July tax collections included a few warning signs for Kansas legislators and taxpayers, but you wouldn’t know it from Governor Kelly’s press release or media reports.  Kelly touted income tax receipts being about $454 million higher than last July, but she forgot to mention that that’s because the April 15 filing deadline was moved to July 15.

April income tax receipts were $601 million less than the prior year, May was down $76 million, and June was about $47 million behind.  So including the July windfall from moving the filing deadline, income tax collections are now about $270 million or 14% behind actual collections compared to the prior year over the last four months.

It’s also noteworthy that July income tax collections were almost $38 million below the estimate for the month.  Individual tax receipts were $30.4 million below estimate, and collections for corporate income tax and financial institutions fell short of estimates by $5.2 million and $2.3 million, respectively.

July’s shortfall from the estimate may be another warning sign.  The Consensus Revenue Estimating group only prepares annual estimates for each tax category, and it’s left to Kansas Legislative Research to allocate the total across the months.  Legislators and taxpayers need to see the collection assumptions for each month to fully appreciate the significance of the July shortfall, but estimates for subsequent months haven’t been released.

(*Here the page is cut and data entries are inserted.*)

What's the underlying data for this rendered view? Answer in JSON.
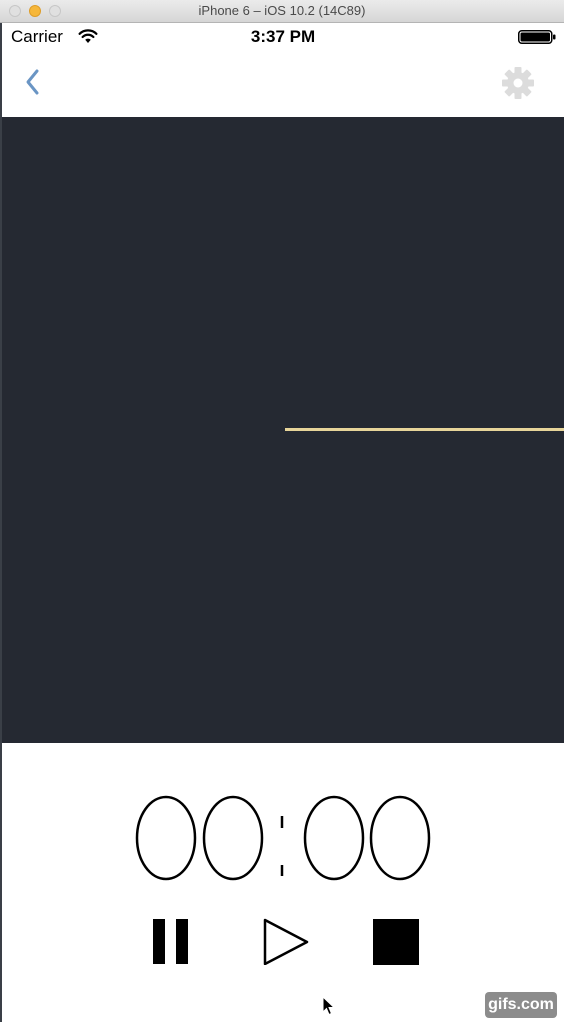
{
  "window": {
    "title": "iPhone 6 – iOS 10.2 (14C89)"
  },
  "status_bar": {
    "carrier": "Carrier",
    "time": "3:37 PM"
  },
  "nav_bar": {
    "back_icon": "chevron-left-icon",
    "settings_icon": "gear-icon"
  },
  "visualizer": {
    "background_color": "#252932",
    "playhead_color": "#e7d59a"
  },
  "timer": {
    "minutes": "00",
    "separator": ":",
    "seconds": "00"
  },
  "controls": {
    "pause_icon": "pause-icon",
    "play_icon": "play-icon",
    "stop_icon": "stop-icon"
  },
  "watermark": {
    "text": "gifs.com"
  }
}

Michael Austin, director of the Center for Entrepreneurial Government at the Sentinel’s parent company, Kansas Policy Institute, says there’s little sign of full recovery before 2020 is over.

“Income tax performance is paramount to watch as it’s evident Kansans don’t have the income to support the largest state budget in recorded history.”

Austin, the former chief economist for the Kansas Department of Revenue, says the record-setting budget of more than $8 billion is about $640 million more than the official tax revenue estimate for this year, and there’s already a $1.5 billion budget deficit next year.

Kansas media mostly failed to report anything about July tax collections, and the few that did merely published excerpts from the governor’s press release.  Here’s one example from WIBW-TV and another from KNSS Radio.

July tax collections overall were $4.6 million below the estimate.  The monthly income tax shortfall was partially offset by a bump in retail sales tax collections, a change in online sales tax policy, and smaller refunds for oil and gas severance and insurance premium taxes.  Tax receipts are oddly reported net of refunds, so the negative revenues shown above for severance and insurance premiums mean refunds were greater than collections.

Retail sales tax was $16.6 million above estimate and 6.9% higher than a year ago. But May was down 14% and June showed a small 2% increase, so it’s difficult to know how much of July’s gain was an artificial timing shift.

The $14.3 million gain above the estimate for compensating use tax results from the Kelly administration unilaterally imposing sales tax on online purchases from out-of-state businesses. Attorney Derek Schmidt says Governor Kelly exceeded her legal authority to impose this tax hike on Kansans and her action subjects the state to legal action.